Ancient Egypt was never a black African empire, even though today’s Afrocentric writers have engaged in an exercise in Kemet-speculation. To be fair, the drive by Afrocentric scholars to prioritise the teaching of African civilisations is legitimate and commendable. They are responding to the centuries of European colonial subjugation and denial of sub-Saharan cultures and knowledge.

No, black separatism is not ‘just as racist’ as white nationalism. The latter is the offending structure; black Afrocentrism developed as a response to the suppression and denial of African history. Let’s have a respectful disagreement with Afrocentrism, the latter being a therapeutic mythology, in the words of one expert of African history.

It is completely erroneous to pressure-fit Ancient Egypt into modern racial categories. In fact, Afrocentrism has a distinctive anti-Arab and anti-Muslim undercurrent to it. We have departed a long way from the 1960s, when Malcolm X and W E B Du Bois upheld Nasser’s Egypt, and revolutionary Algeria, as solid Arab allies of the pan-Africanist cause.

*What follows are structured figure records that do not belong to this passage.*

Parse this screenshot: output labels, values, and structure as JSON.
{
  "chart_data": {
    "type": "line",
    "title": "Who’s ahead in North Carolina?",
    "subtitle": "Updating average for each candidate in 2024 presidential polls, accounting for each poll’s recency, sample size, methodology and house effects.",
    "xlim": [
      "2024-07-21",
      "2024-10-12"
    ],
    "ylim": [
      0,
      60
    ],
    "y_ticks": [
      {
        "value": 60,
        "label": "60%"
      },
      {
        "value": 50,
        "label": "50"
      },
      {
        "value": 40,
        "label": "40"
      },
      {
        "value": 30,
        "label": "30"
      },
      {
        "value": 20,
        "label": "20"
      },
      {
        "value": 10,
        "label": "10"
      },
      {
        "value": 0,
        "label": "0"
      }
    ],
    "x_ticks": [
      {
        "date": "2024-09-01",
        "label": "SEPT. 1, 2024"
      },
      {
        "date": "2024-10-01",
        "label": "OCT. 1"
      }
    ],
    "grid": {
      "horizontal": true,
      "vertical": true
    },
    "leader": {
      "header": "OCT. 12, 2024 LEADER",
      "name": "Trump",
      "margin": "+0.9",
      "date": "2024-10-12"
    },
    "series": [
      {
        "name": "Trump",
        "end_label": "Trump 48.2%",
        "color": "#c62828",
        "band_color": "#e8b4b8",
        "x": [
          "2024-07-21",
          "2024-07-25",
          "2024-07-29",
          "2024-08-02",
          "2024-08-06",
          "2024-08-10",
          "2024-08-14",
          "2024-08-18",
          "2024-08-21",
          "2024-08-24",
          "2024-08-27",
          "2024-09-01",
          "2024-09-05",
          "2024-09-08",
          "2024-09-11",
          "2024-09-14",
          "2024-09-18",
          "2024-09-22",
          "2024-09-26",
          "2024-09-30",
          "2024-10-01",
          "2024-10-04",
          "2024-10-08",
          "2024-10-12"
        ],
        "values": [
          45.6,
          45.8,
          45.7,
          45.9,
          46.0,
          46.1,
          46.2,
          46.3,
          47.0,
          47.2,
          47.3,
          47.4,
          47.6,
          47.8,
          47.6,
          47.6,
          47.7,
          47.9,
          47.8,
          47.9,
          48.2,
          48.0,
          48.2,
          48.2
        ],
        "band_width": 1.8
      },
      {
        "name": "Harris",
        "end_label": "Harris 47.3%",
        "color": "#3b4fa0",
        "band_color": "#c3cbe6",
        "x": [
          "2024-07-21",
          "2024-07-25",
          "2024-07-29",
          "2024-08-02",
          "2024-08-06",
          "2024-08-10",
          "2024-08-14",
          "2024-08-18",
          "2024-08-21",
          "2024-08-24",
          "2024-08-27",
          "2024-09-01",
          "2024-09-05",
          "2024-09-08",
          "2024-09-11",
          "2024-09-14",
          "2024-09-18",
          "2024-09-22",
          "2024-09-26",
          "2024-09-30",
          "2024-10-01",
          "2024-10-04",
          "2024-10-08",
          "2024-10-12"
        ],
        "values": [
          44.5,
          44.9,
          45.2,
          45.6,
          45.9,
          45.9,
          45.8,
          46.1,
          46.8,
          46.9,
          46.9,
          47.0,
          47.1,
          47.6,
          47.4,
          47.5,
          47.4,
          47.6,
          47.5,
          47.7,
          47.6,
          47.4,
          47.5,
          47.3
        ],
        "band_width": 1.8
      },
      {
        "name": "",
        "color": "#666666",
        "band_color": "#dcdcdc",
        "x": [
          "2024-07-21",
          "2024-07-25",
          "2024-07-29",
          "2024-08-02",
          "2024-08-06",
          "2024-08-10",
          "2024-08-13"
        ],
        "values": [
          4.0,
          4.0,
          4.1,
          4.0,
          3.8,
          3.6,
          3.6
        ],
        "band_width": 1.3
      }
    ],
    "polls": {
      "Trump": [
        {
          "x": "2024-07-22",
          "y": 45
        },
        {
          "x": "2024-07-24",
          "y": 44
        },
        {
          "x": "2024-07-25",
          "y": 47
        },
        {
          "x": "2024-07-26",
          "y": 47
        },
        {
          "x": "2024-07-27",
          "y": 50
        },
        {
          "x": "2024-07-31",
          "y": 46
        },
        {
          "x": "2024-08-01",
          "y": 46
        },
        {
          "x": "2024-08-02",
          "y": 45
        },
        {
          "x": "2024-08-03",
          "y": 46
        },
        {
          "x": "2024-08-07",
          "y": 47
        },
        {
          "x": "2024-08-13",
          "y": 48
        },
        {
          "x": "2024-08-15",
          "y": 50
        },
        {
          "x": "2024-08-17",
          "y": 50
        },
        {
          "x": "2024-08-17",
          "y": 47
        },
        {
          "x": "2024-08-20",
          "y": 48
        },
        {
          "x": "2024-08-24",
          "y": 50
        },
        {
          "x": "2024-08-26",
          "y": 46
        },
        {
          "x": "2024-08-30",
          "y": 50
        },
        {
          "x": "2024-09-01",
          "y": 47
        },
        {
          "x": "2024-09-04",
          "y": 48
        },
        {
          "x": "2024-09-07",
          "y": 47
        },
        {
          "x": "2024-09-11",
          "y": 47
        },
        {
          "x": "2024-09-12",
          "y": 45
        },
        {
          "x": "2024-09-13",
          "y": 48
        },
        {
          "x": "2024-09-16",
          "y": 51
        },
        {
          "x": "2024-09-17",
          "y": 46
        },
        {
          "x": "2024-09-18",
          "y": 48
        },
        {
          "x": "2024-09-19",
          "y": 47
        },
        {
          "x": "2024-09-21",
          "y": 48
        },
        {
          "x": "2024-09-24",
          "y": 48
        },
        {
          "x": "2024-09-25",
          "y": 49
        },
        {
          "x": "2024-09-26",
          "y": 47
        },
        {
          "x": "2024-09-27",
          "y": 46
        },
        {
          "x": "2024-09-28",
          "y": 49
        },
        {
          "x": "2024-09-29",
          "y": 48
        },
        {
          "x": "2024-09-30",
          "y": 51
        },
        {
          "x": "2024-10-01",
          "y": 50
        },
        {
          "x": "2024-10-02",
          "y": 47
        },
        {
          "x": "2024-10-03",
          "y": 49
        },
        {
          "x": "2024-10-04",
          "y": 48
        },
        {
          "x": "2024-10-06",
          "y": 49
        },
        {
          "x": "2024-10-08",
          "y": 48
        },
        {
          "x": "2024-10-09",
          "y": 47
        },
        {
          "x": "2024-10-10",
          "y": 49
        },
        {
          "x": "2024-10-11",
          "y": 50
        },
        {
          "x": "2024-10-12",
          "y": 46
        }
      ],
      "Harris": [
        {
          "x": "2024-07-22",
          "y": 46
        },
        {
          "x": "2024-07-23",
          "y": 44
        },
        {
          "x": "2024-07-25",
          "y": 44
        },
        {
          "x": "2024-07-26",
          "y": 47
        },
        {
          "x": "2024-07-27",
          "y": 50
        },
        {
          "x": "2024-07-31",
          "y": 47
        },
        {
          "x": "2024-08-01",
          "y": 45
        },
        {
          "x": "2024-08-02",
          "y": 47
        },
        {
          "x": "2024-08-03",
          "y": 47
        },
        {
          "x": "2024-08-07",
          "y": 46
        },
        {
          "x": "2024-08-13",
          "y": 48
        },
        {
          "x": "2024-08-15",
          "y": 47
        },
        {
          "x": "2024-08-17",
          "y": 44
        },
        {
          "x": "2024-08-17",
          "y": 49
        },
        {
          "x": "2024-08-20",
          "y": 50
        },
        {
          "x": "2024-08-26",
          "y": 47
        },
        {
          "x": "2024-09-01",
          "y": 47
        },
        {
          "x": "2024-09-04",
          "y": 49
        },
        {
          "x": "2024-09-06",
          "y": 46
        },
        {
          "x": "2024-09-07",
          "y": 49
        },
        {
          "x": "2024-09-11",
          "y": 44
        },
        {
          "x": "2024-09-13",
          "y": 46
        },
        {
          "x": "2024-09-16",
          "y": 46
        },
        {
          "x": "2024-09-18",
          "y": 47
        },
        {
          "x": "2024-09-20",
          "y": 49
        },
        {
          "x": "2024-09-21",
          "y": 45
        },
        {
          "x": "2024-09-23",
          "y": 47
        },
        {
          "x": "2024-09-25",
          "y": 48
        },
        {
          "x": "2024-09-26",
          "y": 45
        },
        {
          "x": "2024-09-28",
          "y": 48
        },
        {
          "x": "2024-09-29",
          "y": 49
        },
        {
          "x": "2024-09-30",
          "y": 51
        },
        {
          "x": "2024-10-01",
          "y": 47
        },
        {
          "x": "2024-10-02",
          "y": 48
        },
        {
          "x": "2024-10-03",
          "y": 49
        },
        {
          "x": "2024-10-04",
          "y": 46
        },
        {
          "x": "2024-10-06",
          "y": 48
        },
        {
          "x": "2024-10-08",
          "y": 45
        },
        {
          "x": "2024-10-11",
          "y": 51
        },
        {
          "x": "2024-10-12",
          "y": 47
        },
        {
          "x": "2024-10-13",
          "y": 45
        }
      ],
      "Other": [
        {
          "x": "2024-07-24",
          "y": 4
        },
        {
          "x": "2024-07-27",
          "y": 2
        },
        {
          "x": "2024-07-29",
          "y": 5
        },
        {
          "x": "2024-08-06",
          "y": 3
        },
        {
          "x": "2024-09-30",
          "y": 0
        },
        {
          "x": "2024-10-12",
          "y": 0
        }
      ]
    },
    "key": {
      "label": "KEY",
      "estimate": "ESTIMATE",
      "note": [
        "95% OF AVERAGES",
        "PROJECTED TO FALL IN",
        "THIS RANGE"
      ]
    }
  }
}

The Islamic Arab invasion of North Africa, while violent, did not result in mass racial displacement or the extermination of the original inhabitants. Let’s not overstate the impact of the Islamic invasion. Egyptians were not displaced, but rather absorbed by the new conquerors. The violent replacement interpretation gained traction, in alliance with American evangelical churches, to drive a wedge between the Arab and African peoples.

Progressive and leftist voices are being drowned out by parochial nativists, Afrocentrism in particular being a kind of black Zionism. Do not break down the bonds of solidarity between sub-Saharan Africans and Arabs. Afrocentrism wrongly portrays the Near Eastern Arabs as violent intruders and marauders into an otherwise pristine Africa.

Distorting the history and legacy of ancient Egypt only serves to reinforce divisions between sub-Saharan Africa and the Arab nations of Northern Africa.